A trainable convolution lowers its forward and its data gradient onto the native convolution and deconvolution operations, and its weight gradient through an image-to-column expansion into this matrix multiply, because the hardware cross-correlation operation is single-channel only and cannot serve the multi-channel weight gradient directly.
Fitting a convolution or encoder block on the engine
A vision or encoder block stays on the engine when its layers take the Winograd path, its working set fits on chip, and the whole graph compiles as one program. The procedure of listing 13.3 builds the convolution stack as one graph, then locates it against the roofline before any device is available.
# Fit a convolution or encoder block on the engine as one fused program.
# Each stage is convolution, then normalization, then activation.
build graph G:
input x : [1, 256, 28, 28] fp16
# Stage 1: keep the convolution 3x3 stride-1 so it takes the Winograd path.
h = conv(x, weights = w1, kernel = [3, 3], stride = 1)
h = normalize(h) # batch or layer norm, folded into the conv output
h = activation(h) # e.g. relu or gelu, on the same output pass
# Stage 2: another 3x3 stride-1 stage, same fused shape.
h = conv(h, weights = w2, kernel = [3, 3], stride = 1)
h = normalize(h)
h = activation(h)
output h
# 1. Check the working set stays on chip before committing to the engine.
working_set = max over stages of resident_bytes(stage) # in MB
if working_set > 2.0:
# Too large: it would tile and stream from DRAM. Shrink the operand
# (fewer channels or smaller tile) and re-check before any other tuning.
reshape operands until working_set <= 2.0
# 2. Fuse the whole block into ONE program so the per-call floor is paid once.
program = fuse_and_compile(G, target = H13) # one dispatch, the 0.23 ms floor paid a single time
# 3. Run the fused program on an input image.
output = run(program, x = image)
# Note: input preprocessing can join the same graph only on A14 and later,
# where the texture engine is present.
return output
Listing 13.3. Fitting a convolution or encoder block on the engine as one fused program.
Reference: convolution and encoder economics on the M1
Table 13.5 collects the M1 convolution and encoder constants this chapter measures, from the GPU speed ratios through the datapath geometry to the batch thresholds.

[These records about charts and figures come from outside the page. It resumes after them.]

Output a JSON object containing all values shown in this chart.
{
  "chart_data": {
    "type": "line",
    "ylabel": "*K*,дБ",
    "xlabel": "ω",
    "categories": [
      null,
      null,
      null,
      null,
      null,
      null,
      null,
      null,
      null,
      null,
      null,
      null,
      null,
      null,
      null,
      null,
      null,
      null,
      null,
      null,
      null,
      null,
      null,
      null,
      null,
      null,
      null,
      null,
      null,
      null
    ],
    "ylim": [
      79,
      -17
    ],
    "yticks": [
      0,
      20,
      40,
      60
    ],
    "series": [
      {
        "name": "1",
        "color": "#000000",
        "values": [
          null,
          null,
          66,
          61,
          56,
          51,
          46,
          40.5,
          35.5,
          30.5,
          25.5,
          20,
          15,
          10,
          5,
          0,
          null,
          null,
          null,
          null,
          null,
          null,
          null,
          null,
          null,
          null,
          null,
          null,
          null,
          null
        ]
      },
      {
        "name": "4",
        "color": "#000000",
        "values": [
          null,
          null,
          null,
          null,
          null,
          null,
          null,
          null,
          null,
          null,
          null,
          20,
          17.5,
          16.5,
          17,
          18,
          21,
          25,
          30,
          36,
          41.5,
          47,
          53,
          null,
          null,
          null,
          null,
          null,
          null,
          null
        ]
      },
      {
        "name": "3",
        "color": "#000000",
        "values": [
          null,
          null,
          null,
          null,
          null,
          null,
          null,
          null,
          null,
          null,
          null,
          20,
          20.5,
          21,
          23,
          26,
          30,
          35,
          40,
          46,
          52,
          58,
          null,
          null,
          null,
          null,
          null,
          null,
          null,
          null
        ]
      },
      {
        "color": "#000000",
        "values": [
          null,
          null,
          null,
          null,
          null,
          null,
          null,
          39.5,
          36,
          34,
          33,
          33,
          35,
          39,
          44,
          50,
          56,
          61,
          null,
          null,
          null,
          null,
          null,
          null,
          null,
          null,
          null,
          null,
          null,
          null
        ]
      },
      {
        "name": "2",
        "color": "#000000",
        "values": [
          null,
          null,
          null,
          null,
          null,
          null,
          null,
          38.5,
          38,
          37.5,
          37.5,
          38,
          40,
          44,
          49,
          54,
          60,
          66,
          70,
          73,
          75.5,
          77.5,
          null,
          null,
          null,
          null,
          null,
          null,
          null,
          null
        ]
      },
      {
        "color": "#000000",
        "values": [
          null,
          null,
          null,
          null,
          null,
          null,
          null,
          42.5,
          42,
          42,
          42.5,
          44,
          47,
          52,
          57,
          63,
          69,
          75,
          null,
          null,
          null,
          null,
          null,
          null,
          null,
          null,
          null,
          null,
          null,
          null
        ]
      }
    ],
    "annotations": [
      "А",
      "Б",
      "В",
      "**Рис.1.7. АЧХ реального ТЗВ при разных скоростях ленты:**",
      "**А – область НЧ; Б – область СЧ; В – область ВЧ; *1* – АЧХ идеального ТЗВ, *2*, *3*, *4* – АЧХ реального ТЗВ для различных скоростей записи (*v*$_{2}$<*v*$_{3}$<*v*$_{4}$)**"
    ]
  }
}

| Constant | M1/H13 value |
|---|---|
| 3x3 convolution (256 channels) speed versus GPU | 3.8x faster |
| 3x3 convolution (256 channels) efficiency versus GPU | 9x more efficient |
| Convolution-stack speed, 16 deep at 256 channels | 2x faster |
| Convolution-stack efficiency, 16 deep at 256 channels | 14.5x more efficient |
| Matrix-multiply power, engine versus GPU | 4.4 W versus 32.5 W |
| Energy-efficiency range across the workload set | 2x to 14.5x |
| End-to-end convolution ceiling | 1.8 fp16 TFLOP/s at 1.78 W |
| Convolution efficiency under load | 643 GFLOP/s per watt |
| 3x3 256-channel 28 by 28 peak | 0.51 ms at 1823 GFLOP/s |
| Spatial throughput, 3x3 64-channel | 63 GFLOP/s at 16 by 16, 1102 GFLOP/s at 128 by 128 |
| Per-eval dispatch floor | 0.23 ms |
| On-chip working-set threshold | 2 MB |
| NE-core count | 4 |
| Accumulator file per core | 8 work-units |
| Output-channels per cycle, fp16 default / int8 fast path | 4 / 8 |
| Channel-to-core assignment | strided round-robin, channel on core |
| Output-channel-group pass-doubling threshold, 1x1 fp16 | 192 to 256 channels |
| Per-core power step over the dispatch floor | about 10 mW |
| Winograd work threshold, non-float / float / packed | 8 / 16 / 32 |
| Texture-engine interleave factors | 1, 2, 3, 4, 8 |
| Encoder-serving batch threshold | 23 |
| Self-attention-serving batch threshold | 6 |
| Q.4 crop-scale saturation, width axis | 4094, where |
Table 13.5. The M1 convolution and encoder constants for vision and encoder workloads.